Sie blickte kurz zur Seite. “Ich muss jetzt wirklich los. Ich muss noch einiges im Büro erledigen.” Sie wandte sich um und ging zum Ausgang.
“Liz?”
Sie hielt inne.
“Wie wäre es wenigstens mit einem Mittagessen?”
Sie überlegte so lange, dass seine Handflächen feucht wurden.
Jesus.
Das letzte Mal, dass eine Frau eine derartige Reaktion in ihm hervorgerufen hatte, war in der Highschool gewesen.
“Wann?”, fragte sie, und sein Herz hüpfte ganz so, wie es das damals getan hatte.
“Wie wär's mit heute? Es ist bereits elf. Du musst etwas essen und ich auch. Lass uns doch gegen Mittag treffen, nachdem ich ein bisschen Zeit mit meinem Vater verbracht habe.”

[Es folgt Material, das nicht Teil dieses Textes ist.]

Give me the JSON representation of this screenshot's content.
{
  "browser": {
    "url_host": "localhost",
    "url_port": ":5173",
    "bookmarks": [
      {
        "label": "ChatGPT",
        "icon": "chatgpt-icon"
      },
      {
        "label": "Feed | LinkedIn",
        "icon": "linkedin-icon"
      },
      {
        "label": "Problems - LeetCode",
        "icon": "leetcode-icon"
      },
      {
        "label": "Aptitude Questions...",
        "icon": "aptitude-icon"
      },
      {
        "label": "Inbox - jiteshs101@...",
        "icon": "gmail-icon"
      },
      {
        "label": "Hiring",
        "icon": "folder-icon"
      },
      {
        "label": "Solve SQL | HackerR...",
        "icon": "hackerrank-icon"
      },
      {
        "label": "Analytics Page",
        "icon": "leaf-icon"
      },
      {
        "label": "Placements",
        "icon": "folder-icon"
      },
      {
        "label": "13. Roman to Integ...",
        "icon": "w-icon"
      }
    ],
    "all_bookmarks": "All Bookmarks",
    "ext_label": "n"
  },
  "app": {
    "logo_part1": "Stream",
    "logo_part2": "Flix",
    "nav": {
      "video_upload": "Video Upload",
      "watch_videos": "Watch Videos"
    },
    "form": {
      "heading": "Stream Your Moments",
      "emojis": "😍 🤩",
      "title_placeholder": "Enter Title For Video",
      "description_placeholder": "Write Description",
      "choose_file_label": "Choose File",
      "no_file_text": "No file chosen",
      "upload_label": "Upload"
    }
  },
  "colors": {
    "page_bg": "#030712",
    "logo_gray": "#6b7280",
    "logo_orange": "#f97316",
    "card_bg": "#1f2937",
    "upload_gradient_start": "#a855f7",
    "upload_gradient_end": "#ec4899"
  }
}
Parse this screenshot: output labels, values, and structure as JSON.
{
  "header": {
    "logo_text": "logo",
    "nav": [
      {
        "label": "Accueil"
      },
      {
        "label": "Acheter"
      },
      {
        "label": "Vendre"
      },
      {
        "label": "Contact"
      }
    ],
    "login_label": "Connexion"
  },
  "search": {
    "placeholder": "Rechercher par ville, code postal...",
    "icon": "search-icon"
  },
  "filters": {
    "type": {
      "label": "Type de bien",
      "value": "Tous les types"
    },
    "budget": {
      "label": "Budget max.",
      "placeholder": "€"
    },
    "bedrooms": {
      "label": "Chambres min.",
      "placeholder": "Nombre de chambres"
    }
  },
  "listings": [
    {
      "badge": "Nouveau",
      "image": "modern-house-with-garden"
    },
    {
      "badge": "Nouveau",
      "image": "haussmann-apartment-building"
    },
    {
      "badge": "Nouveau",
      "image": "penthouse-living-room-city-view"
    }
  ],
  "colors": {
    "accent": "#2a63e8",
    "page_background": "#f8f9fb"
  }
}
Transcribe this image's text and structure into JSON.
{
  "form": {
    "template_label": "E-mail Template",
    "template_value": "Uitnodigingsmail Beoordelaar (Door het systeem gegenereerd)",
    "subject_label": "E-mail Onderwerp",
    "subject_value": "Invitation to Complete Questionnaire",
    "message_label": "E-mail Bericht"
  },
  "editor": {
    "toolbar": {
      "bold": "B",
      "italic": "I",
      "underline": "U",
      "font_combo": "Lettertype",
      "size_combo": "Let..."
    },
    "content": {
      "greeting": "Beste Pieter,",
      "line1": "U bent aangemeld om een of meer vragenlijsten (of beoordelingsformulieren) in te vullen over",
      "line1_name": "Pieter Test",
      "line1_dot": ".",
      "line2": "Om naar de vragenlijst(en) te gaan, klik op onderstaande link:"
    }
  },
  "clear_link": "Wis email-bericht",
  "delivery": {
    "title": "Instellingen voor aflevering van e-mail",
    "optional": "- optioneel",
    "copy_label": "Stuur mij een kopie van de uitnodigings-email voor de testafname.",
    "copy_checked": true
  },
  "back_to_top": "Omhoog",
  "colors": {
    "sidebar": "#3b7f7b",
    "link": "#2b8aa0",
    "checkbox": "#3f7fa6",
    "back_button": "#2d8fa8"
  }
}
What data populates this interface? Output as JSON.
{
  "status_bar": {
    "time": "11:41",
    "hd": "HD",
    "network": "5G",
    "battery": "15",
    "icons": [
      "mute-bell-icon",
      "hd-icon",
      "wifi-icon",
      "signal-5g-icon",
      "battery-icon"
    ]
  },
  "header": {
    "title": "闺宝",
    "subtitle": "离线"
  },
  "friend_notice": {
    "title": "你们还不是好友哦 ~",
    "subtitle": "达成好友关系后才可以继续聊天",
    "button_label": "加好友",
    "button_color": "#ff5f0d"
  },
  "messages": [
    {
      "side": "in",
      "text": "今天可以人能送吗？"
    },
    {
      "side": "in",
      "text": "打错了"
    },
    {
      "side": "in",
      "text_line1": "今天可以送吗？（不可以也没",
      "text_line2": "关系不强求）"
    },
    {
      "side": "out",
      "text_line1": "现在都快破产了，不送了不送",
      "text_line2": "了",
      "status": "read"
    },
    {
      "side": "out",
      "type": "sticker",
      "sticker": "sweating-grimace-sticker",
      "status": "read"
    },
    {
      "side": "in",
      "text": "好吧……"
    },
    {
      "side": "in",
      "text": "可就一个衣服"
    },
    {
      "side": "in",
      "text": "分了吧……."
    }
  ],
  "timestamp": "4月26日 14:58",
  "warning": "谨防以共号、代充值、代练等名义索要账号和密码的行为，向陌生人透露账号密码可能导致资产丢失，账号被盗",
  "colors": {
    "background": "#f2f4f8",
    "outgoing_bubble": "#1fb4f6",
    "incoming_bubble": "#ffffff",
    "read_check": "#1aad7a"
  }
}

“Okay. Aber schlag bloß nicht Marge's vor …”
Er lachte. “Ich dachte ans Ranch House. Sie haben eine ganz annehmbare Mittagskarte.”
“Gut. Dann sehen wir uns dort. Um eins.” Sie ging wieder weiter.
“Eins ist gut. Eins ist großartig. Bis dann.” Zach blickte ihr nach, wie sie um die Ecke bog und aus seinem Blickfeld verschwand. Sie sah heute anders aus, ganz geschäftlich in ihrem korallenroten Kostüm und der weißen Bluse.
Er rieb sich die Handflächen an seiner Hose trocken und brachte seinen Herzschlag wieder unter Kontrolle. Das war verrückt. Frauen machten ihn nicht nervös. Wenn, dann war es genau anders herum. Vielleicht war das irgendein psychologisches Überbleibsel von der Abfuhr, die sie ihm damals zu Highschool-Zeiten erteilt hatte.
Das musste es sein, sagte er sich, als er das Zimmer seines Vaters betrat. Dennoch wollte er sich mit ihr treffen.